Boren, whose brother Zach starts at fullback for the Buckeyes,
also said that he appreciates the sport far more now that he is a
senior and has spent three years adapting to Ohio State.

“It’s real. This is my last spring ball in college and
everything you do, it’s like the last time you’re going to do it,”
he said. “You kind of take things for granted, and now you sort of
look back and think, ‘Now’s the time to do it.”’

He said it’s not a question of taking his role more
seriously.

“I don’t know if you take it more seriously, you just
appreciate it more,” he said. “It’s your last time for
everything.”

Ohio State coach Jim Tressel is pleased with how Boren and the
rest of his offensive line is shaping up. Just don’t mention to him
how healthy it is.

“We don’t like to jinx ourselves,” he said, as if to shush any
talk about how good his blockers have looked so far this spring.
“We’re still not at a huge number. The typical place has got 15 to
16 scholarship linemen. We’ve always hung around that 12 to 13,
right or wrong. Then if you do get banged, that makes it tough. But
hopefully we’ll stay healthy.”

It seems that every spring the Buckeyes have to cope with a
makeshift line because there are always three or four players
rehabbing injuries. But during early workouts so far, tackles J.B.
Shugarts, Marcus Hall and Andrew Miller, guards Bryant Browning,
Andrew Moses and Boren, and center Mike Brewster are looking fit
and organized.

“It’s evident that there’s a lot of guys who have some
experience,” said line coach Jim Bollman. “There’s seven to be
specific, then you add a couple of guys that we redshirted that
look like they have some potential.

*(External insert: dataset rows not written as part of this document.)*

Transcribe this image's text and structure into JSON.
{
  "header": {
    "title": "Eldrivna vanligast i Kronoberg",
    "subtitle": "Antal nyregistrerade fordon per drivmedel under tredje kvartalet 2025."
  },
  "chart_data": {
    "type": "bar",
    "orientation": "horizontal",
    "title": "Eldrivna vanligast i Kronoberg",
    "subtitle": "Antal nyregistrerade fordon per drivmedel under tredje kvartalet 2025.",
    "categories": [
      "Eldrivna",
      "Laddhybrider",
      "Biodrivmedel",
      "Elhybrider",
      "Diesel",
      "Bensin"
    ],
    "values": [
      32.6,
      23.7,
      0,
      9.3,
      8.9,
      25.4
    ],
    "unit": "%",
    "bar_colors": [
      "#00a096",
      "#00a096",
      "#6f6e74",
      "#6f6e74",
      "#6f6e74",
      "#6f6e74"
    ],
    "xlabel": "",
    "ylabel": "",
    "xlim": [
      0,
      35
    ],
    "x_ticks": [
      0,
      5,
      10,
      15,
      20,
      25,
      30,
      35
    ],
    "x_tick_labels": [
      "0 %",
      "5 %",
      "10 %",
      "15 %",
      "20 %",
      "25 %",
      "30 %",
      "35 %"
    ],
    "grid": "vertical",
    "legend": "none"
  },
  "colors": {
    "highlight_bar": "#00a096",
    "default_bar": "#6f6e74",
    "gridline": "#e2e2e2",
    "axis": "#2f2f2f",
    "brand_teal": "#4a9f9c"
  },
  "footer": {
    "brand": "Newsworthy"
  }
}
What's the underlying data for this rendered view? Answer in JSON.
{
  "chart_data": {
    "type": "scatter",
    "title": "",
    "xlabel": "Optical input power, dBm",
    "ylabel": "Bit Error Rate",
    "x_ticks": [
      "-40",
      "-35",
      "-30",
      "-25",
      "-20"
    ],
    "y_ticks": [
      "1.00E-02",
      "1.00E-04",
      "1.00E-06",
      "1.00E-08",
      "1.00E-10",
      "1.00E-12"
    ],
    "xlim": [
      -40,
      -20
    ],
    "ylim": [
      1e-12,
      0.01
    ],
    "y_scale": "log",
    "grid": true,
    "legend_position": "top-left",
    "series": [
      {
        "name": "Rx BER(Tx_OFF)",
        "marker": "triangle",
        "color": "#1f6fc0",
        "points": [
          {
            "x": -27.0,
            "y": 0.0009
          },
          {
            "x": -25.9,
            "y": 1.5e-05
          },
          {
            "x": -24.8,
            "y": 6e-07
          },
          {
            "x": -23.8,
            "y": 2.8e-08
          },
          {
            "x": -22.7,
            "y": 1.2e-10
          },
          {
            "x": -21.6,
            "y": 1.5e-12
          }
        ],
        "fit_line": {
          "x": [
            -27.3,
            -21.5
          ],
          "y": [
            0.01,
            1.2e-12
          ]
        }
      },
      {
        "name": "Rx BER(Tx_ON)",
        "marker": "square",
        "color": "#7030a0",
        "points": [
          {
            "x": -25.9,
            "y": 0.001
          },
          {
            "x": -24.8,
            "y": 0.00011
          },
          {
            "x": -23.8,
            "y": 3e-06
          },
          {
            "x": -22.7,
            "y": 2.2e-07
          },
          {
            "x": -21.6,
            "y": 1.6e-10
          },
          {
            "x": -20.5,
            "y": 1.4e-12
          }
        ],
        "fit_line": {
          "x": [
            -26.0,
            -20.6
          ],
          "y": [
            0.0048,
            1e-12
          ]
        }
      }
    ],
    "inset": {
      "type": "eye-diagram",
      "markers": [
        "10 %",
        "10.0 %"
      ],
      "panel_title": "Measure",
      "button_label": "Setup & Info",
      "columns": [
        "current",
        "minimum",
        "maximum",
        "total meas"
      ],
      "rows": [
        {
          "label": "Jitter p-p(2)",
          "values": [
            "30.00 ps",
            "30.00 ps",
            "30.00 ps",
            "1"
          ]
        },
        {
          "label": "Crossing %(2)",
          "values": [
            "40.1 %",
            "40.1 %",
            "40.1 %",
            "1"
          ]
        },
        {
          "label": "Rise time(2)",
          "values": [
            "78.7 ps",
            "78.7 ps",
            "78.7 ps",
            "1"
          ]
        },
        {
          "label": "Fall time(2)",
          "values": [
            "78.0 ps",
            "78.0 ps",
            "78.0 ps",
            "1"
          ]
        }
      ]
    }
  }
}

We have a chance, barring
injury or unforeseen circumstances, to have a little bit of
depth.”

Mike Adams, a touted recruit who ended up in Tressel’s doghouse
a year ago, is also back and coming off a strong winter of
conditioning.

The only person missing from last year’s front wall is Jim
Cordle, a veteran left tackle who also had started at center.

The three B’s – Boren, Brewster and Browning – provide a strong
nucleus for the 2010 season.

“It’s always a luxury when you have the same three guys back
who played a lot of games last year,” Bollman said. “Justin
missed one game and I think Mike and B.B. were in there every other
game.”

Tressel, who said the line progressed throughout last year’s
11-2 season, has set the bar high.

“Now what would I like to see? I’d like to see us become
dominant,” he said. “We need them to get better.”

Justin Boren thinks the raw material is there.

“We have a lot of potential,” he said. “We’ve just got to
keep on working hard, and we could be really good.”